The TV comedy offers a truthful vision of the Church, says Paul Vallely

JUST before the final episode of the BBC2 series Rev this week (News, 14 March; Features, 28 March), a friend wondered where the sitcom could go, after the dramatic penultimate episode, which was set against the background of Passiontide. The answer, it turned out, was obvious. The final episode dealt with resurrection, which, it emerged, was far from the same thing as a happy ending.

This comedy series about a kindly bumbling vicar coping with the unending problems of a deprived inner-city parish has become something of a surprise hit over the past four years. In the run-up to last night's final episode in the show's third - and possibly final - series, it has amassed 1.7 million viewers.

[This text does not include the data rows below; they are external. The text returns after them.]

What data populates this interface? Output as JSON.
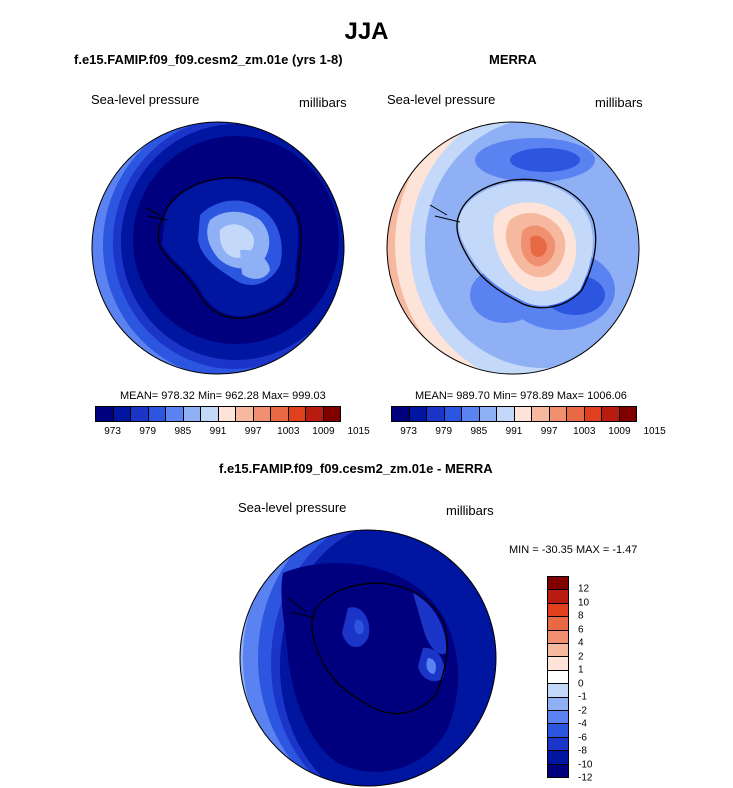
{
  "figure": {
    "title": "JJA",
    "model_panel_title": "f.e15.FAMIP.f09_f09.cesm2_zm.01e (yrs 1-8)",
    "obs_panel_title": "MERRA",
    "diff_panel_title": "f.e15.FAMIP.f09_f09.cesm2_zm.01e - MERRA"
  },
  "panels": {
    "model": {
      "variable": "Sea-level pressure",
      "units": "millibars",
      "stats": "MEAN= 978.32  Min= 962.28  Max= 999.03"
    },
    "obs": {
      "variable": "Sea-level pressure",
      "units": "millibars",
      "stats": "MEAN= 989.70  Min= 978.89  Max= 1006.06"
    },
    "diff": {
      "variable": "Sea-level pressure",
      "units": "millibars",
      "stats": "MIN = -30.35 MAX =  -1.47"
    }
  },
  "colors": {
    "abs_scale": [
      "#00007f",
      "#0015a0",
      "#1a35c8",
      "#2c55e0",
      "#5a82f0",
      "#8fb0f5",
      "#c4d8fa",
      "#fde3d8",
      "#f7b8a0",
      "#f09070",
      "#e86a45",
      "#e0401e",
      "#b81c10",
      "#800000"
    ],
    "diff_scale_top_to_bottom": [
      "#800000",
      "#b81c10",
      "#e0401e",
      "#e86a45",
      "#f09070",
      "#f7b8a0",
      "#fde3d8",
      "#ffffff",
      "#c4d8fa",
      "#8fb0f5",
      "#5a82f0",
      "#2c55e0",
      "#1a35c8",
      "#0015a0",
      "#00007f"
    ],
    "land_outline": "#000000"
  },
  "chart_data": [
    {
      "type": "heatmap",
      "projection": "south-polar stereographic",
      "title": "f.e15.FAMIP.f09_f09.cesm2_zm.01e (yrs 1-8)",
      "variable": "Sea-level pressure",
      "units": "millibars",
      "mean": 978.32,
      "min": 962.28,
      "max": 999.03,
      "contour_levels": [
        973,
        976,
        979,
        982,
        985,
        988,
        991,
        994,
        997,
        1000,
        1003,
        1006,
        1009,
        1012,
        1015
      ],
      "tick_labels": [
        "973",
        "979",
        "985",
        "991",
        "997",
        "1003",
        "1009",
        "1015"
      ]
    },
    {
      "type": "heatmap",
      "projection": "south-polar stereographic",
      "title": "MERRA",
      "variable": "Sea-level pressure",
      "units": "millibars",
      "mean": 989.7,
      "min": 978.89,
      "max": 1006.06,
      "contour_levels": [
        973,
        976,
        979,
        982,
        985,
        988,
        991,
        994,
        997,
        1000,
        1003,
        1006,
        1009,
        1012,
        1015
      ],
      "tick_labels": [
        "973",
        "979",
        "985",
        "991",
        "997",
        "1003",
        "1009",
        "1015"
      ]
    },
    {
      "type": "heatmap",
      "projection": "south-polar stereographic",
      "title": "f.e15.FAMIP.f09_f09.cesm2_zm.01e - MERRA",
      "variable": "Sea-level pressure",
      "units": "millibars",
      "min": -30.35,
      "max": -1.47,
      "contour_levels": [
        -12,
        -10,
        -8,
        -6,
        -4,
        -2,
        -1,
        0,
        1,
        2,
        4,
        6,
        8,
        10,
        12
      ],
      "tick_labels": [
        "12",
        "10",
        "8",
        "6",
        "4",
        "2",
        "1",
        "0",
        "-1",
        "-2",
        "-4",
        "-6",
        "-8",
        "-10",
        "-12"
      ]
    }
  ]
}
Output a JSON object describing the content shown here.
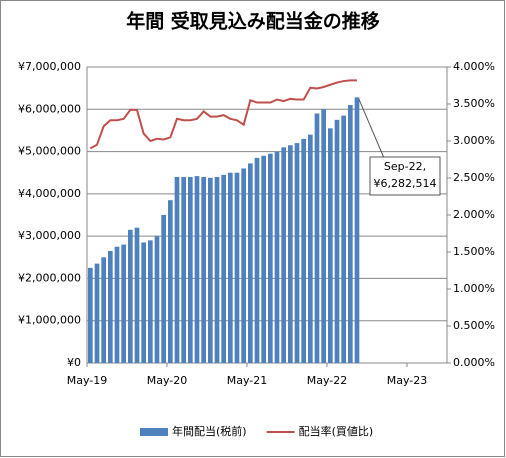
{
  "chart_data": {
    "type": "bar-line",
    "title": "年間 受取見込み配当金の推移",
    "x": [
      "2019-05",
      "2019-06",
      "2019-07",
      "2019-08",
      "2019-09",
      "2019-10",
      "2019-11",
      "2019-12",
      "2020-01",
      "2020-02",
      "2020-03",
      "2020-04",
      "2020-05",
      "2020-06",
      "2020-07",
      "2020-08",
      "2020-09",
      "2020-10",
      "2020-11",
      "2020-12",
      "2021-01",
      "2021-02",
      "2021-03",
      "2021-04",
      "2021-05",
      "2021-06",
      "2021-07",
      "2021-08",
      "2021-09",
      "2021-10",
      "2021-11",
      "2021-12",
      "2022-01",
      "2022-02",
      "2022-03",
      "2022-04",
      "2022-05",
      "2022-06",
      "2022-07",
      "2022-08",
      "2022-09"
    ],
    "xlim": [
      "2019-05",
      "2023-11"
    ],
    "xticks": [
      {
        "value": "2019-05",
        "label": "May-19"
      },
      {
        "value": "2020-05",
        "label": "May-20"
      },
      {
        "value": "2021-05",
        "label": "May-21"
      },
      {
        "value": "2022-05",
        "label": "May-22"
      },
      {
        "value": "2023-05",
        "label": "May-23"
      }
    ],
    "series": [
      {
        "name": "年間配当(税前)",
        "color": "#4f81bd",
        "kind": "bar",
        "values": [
          2250000,
          2350000,
          2500000,
          2650000,
          2750000,
          2800000,
          3150000,
          3200000,
          2850000,
          2900000,
          3000000,
          3500000,
          3850000,
          4400000,
          4400000,
          4400000,
          4420000,
          4400000,
          4380000,
          4400000,
          4450000,
          4500000,
          4500000,
          4600000,
          4720000,
          4850000,
          4900000,
          4950000,
          5000000,
          5100000,
          5150000,
          5200000,
          5300000,
          5400000,
          5900000,
          6000000,
          5550000,
          5750000,
          5850000,
          6100000,
          6282514
        ]
      },
      {
        "name": "配当率(買値比)",
        "color": "#c0504d",
        "kind": "line",
        "axis": "y2",
        "values": [
          2.9,
          2.95,
          3.2,
          3.28,
          3.28,
          3.3,
          3.42,
          3.42,
          3.1,
          3.0,
          3.03,
          3.02,
          3.05,
          3.3,
          3.28,
          3.28,
          3.3,
          3.4,
          3.33,
          3.33,
          3.35,
          3.3,
          3.28,
          3.22,
          3.55,
          3.52,
          3.52,
          3.52,
          3.56,
          3.54,
          3.57,
          3.56,
          3.56,
          3.72,
          3.71,
          3.73,
          3.76,
          3.79,
          3.81,
          3.82,
          3.82
        ]
      }
    ],
    "ylim": [
      0,
      7000000
    ],
    "yticks": [
      {
        "value": 0,
        "label": "¥0"
      },
      {
        "value": 1000000,
        "label": "¥1,000,000"
      },
      {
        "value": 2000000,
        "label": "¥2,000,000"
      },
      {
        "value": 3000000,
        "label": "¥3,000,000"
      },
      {
        "value": 4000000,
        "label": "¥4,000,000"
      },
      {
        "value": 5000000,
        "label": "¥5,000,000"
      },
      {
        "value": 6000000,
        "label": "¥6,000,000"
      },
      {
        "value": 7000000,
        "label": "¥7,000,000"
      }
    ],
    "y2lim": [
      0,
      4
    ],
    "y2ticks": [
      {
        "value": 0,
        "label": "0.000%"
      },
      {
        "value": 0.5,
        "label": "0.500%"
      },
      {
        "value": 1,
        "label": "1.000%"
      },
      {
        "value": 1.5,
        "label": "1.500%"
      },
      {
        "value": 2,
        "label": "2.000%"
      },
      {
        "value": 2.5,
        "label": "2.500%"
      },
      {
        "value": 3,
        "label": "3.000%"
      },
      {
        "value": 3.5,
        "label": "3.500%"
      },
      {
        "value": 4,
        "label": "4.000%"
      }
    ],
    "grid": true,
    "legend": "bottom",
    "annotation": {
      "lines": [
        "Sep-22,",
        "¥6,282,514"
      ]
    }
  }
}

It has been a good advert for the Church of England, and for faith in general. Its stumbling hero, the Revd Adam Smallbone, has been brilliantly played by Tom Hollander, who is also one of the writers of the script. He and his co-writer James Wood have clearly been assiduous in their background research. The series touches the pulse of church life with disturbing accuracy.

This has offered a rich vein of humour, affording everything from wry eyebrow-lifting smiles to outright squealing belly laughs. But non-believers have also learned some unexpected truths about how a parish priest's door is ever open to the most motley callers - from middle-class parents seeking a place at a church school to inner-city waifs and strays.

What makes Smallbone a heroic figure is that he blunders his well-meaning way through all this without hiding his struggles with doubt. And, refreshingly, Rev is a rare commodity in modern television because it deals with Smallbone's relationship with God in a direct and uncyncial way. The interior monologues of the protagonist - and, indeed, everyone in the final episode - were presented utterly without the sneering that seems de rigueur in contemporary metropolitan culture.

Towards its end, Rev developed in an interesting way. It began as a comedy with serious elements. But it became something more complex and profound. This left some viewers baffled. One asked last week: "Is it a comedy, a drama, or a soap? It has humour without being silly, and the main character evokes sympathy, but he is quite half-hearted for a vicar. . . Is it meant to have a serious point?"

It certainly is. In this past series, Rev has made the transition from observational comedy to what, since Gabriel García Márquez, we have learned to call magic realism. It began subtly, with the echoes of the Last Supper in episode 4, and became more pointed.

In episode 5, a slightly febrile Smallbone took it upon himself to deliver a life-size cross by carrying it through the streets, in an episode that became hallucinogenic, and ended with Liam Neeson making a guest appearance as the kind of Jesus who would have been at home in an episode of Shameless. In the final episode, all the main characters gather for an Easter vigil, in a plot twist that defied everyday logic, but which was freighted with transcendent symbolism.

"Is this what resurrection is?" the hero asks, before he sings the Easter Exultet with a breathless beauty. It was not a happy ending, but it finally rejected the suggestion that the series had seemed to be outlining, that you can survive in the Church only if you are a conformist, careerist, legalist, pedant, or hypocrite. The light of a weak dawn flickered, but it offered the prospect of a new start. And perhaps that is all we can hope for.